To elaborate a bit more…
It all started when I reminisced about the old BASIC and Z80 software I wrote on the Video Genie and Amstrad CPC 464 in my teen years. The Video Genie software is long lost, but the Amstrad code I wrote is still on a collection of 3″ disks.
So I set about looking for ways to extract them to a modern computer.
I settled on a floppy drive emulator that could use the Amstrad to copy files from floppy to SD card. It would also allow me to use the Amstrad hardware more easily.
First off, I checked the Amstrad still worked and could read disks. It turned out I needed to repair the disk drive first. Having done that I could go and buy a floppy emulator.
Whilst I had the Amstrad out, I wanted to play some games in colour, rather than using the green-screen monitor. But my modern LCD TV had problems coping with the Amstrad RGB video signal.
That led me into a rabbit hole reading up the minute details of how 8-bit computers faked a 288-line progressive video signal (generally known as 288p) inserted into a 576 line interlaced (576i) PAL TV signal. Old analogue sets could cope with the slightly weird timing that resulted, but modern digital sets that have to digitise the signal can struggle.
Some people have had some success using RGB->VGA converter boards, but these try to deinterlace the signal, giving deinterlacing motion artefacts. Other people had succeeded in using Raspberry Pi’s or Arduinos to reprogram the chip on the converter boards to eliminate some of these issues. It looked like a goer, although a bit of a challenge.
So I decided to make a retro computer ‘converter box’, that would plug into a 1980s computer, and give a VGA signal output that would be accepted by a modern LCD monitor, and would also emulate a floppy drive.
A lot of this has been done before, but I’m bringing together a number of projects, and adding some interesting enhancements.
Here’s a summary of what I’m building on, and what’s new:
Video conversion
- PROVEN: use a GBS8200/HD9800 board to convert RGB to VGA.
- PROVEN: use a single-board computer to reprogram TV5725 chip on the conversion board to turn off deinterlacing and set output resolution and frequency.
- PROVEN: create a sync-stripper circuit to convert RGB/composite to RGB/sync.
- PROVEN: create a scanline generator to recreate 288p resolution on the VGA output.
- NEW: use an Arduino Nano to control the TV5725.
- NEW: add an LCD display and rotary encoder to control the video modes via menus.
- NEW: control the scanline generator parameters from the Arduino.
- NEW: investigate new control parameters for the TV5725 to see if I can get 288p video “windowed” inside an 800×600 (or higher) VGA mode so a standard VGA mode can be used, but without scaling artefacts on the 288p signal, and so the scanline generator on the VGA output is correctly aligned with the input lines.

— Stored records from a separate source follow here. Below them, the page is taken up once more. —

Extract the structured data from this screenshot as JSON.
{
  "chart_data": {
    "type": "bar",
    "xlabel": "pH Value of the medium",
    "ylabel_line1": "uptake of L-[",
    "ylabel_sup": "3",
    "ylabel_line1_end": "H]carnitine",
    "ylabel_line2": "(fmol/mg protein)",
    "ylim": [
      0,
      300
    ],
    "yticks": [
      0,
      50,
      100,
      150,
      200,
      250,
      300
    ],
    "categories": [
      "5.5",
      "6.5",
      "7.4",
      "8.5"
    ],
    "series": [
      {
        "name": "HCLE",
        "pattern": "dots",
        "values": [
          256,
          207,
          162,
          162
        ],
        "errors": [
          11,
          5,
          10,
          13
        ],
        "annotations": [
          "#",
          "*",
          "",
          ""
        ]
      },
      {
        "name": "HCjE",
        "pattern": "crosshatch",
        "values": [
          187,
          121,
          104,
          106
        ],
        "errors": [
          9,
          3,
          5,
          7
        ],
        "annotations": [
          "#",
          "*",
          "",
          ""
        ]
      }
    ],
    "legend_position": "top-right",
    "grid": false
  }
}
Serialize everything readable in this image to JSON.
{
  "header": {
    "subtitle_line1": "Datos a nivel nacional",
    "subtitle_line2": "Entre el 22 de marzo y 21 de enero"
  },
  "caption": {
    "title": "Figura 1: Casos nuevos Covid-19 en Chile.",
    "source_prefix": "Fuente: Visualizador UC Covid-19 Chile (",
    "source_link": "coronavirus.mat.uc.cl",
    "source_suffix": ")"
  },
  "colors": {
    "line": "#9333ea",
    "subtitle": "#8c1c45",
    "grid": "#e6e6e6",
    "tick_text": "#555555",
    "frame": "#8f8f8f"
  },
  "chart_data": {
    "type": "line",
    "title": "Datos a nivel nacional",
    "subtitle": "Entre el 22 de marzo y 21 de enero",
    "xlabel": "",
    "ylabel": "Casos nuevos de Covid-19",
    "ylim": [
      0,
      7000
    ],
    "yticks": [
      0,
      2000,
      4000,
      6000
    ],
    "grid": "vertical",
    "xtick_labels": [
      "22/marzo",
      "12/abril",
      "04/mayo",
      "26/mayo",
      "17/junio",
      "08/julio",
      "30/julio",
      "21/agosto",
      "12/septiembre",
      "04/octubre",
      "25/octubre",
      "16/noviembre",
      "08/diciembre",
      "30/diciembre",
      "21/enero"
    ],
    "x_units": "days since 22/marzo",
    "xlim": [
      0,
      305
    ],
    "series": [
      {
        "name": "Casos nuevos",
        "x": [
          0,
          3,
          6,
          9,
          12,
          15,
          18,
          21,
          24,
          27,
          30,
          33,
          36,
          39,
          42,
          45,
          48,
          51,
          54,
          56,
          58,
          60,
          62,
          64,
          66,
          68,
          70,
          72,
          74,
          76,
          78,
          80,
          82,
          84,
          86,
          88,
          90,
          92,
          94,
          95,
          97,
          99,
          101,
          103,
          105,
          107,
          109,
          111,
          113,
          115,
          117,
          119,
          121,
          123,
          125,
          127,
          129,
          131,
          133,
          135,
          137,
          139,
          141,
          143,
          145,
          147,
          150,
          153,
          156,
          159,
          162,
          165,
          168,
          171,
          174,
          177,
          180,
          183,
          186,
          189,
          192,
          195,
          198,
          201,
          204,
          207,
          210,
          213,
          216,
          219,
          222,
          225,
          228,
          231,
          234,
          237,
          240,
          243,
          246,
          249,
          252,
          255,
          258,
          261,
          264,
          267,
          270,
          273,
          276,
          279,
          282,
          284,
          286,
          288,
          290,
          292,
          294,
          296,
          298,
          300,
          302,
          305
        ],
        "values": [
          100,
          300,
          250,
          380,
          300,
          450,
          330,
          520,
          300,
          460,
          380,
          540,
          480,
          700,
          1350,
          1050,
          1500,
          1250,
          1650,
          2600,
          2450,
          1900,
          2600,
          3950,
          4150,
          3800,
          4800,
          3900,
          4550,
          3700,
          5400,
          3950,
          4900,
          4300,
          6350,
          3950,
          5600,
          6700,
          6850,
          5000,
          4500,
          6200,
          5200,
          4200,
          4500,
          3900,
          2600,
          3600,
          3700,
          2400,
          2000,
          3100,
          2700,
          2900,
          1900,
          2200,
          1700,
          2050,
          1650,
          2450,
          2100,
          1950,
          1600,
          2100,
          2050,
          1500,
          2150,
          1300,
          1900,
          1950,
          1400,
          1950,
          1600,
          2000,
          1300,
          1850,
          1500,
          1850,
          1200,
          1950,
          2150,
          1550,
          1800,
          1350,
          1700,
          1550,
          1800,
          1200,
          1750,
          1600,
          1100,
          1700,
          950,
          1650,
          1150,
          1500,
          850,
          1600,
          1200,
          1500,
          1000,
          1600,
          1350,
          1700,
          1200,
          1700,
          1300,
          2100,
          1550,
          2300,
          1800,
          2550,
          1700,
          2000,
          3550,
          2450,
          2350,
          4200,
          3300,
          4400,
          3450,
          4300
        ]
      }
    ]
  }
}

- NEW: use the Y input of YPbPr to take monochrome video and convert to VGA, ideally with appropriate clipping to black/white to enhance the very poor video signal from such early machines.
Floppy drive emulation
- PROVEN: use HxC floppy drive emulator (SD card dedicated hardware or firmware running on Gotek USB stick hardware).
- NEW: add switchgear to select A or B drive on the fly.

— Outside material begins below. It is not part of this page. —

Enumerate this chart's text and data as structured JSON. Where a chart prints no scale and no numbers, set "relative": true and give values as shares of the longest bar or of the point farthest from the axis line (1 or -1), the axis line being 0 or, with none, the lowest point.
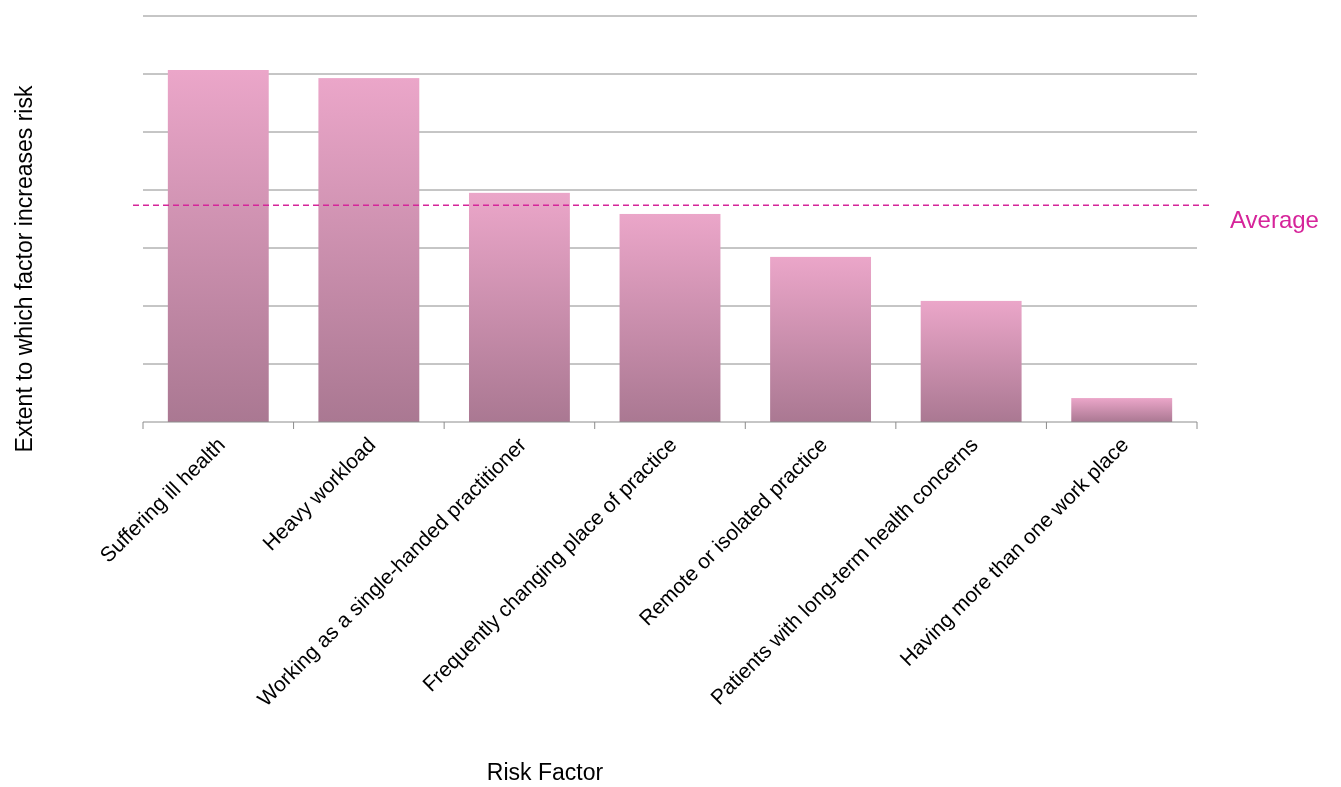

- NEW: insert extra signals from the floppy cable to allow use as C or D drive (e.g. for Video Genie alongside twin floppy drives).
- NEW: add switchgear for Amstrad CPC 6128 external drive acting as A drive.
- NEW: selectively insert 5v power lines onto the floppy cable to support Amstrad CPC 464 DDI-1 interface which hijacked some ground pins to power the disk interface from the floppy drive!
- NEW (experimental): control the HxC from an Arduino, allowing a rotary encoder to be used to operate the HxC menus.
- NEW (experimental): feed drive select, motor select, and data pins from the floppy cable to the Arduino, and generate appropriate sound effects.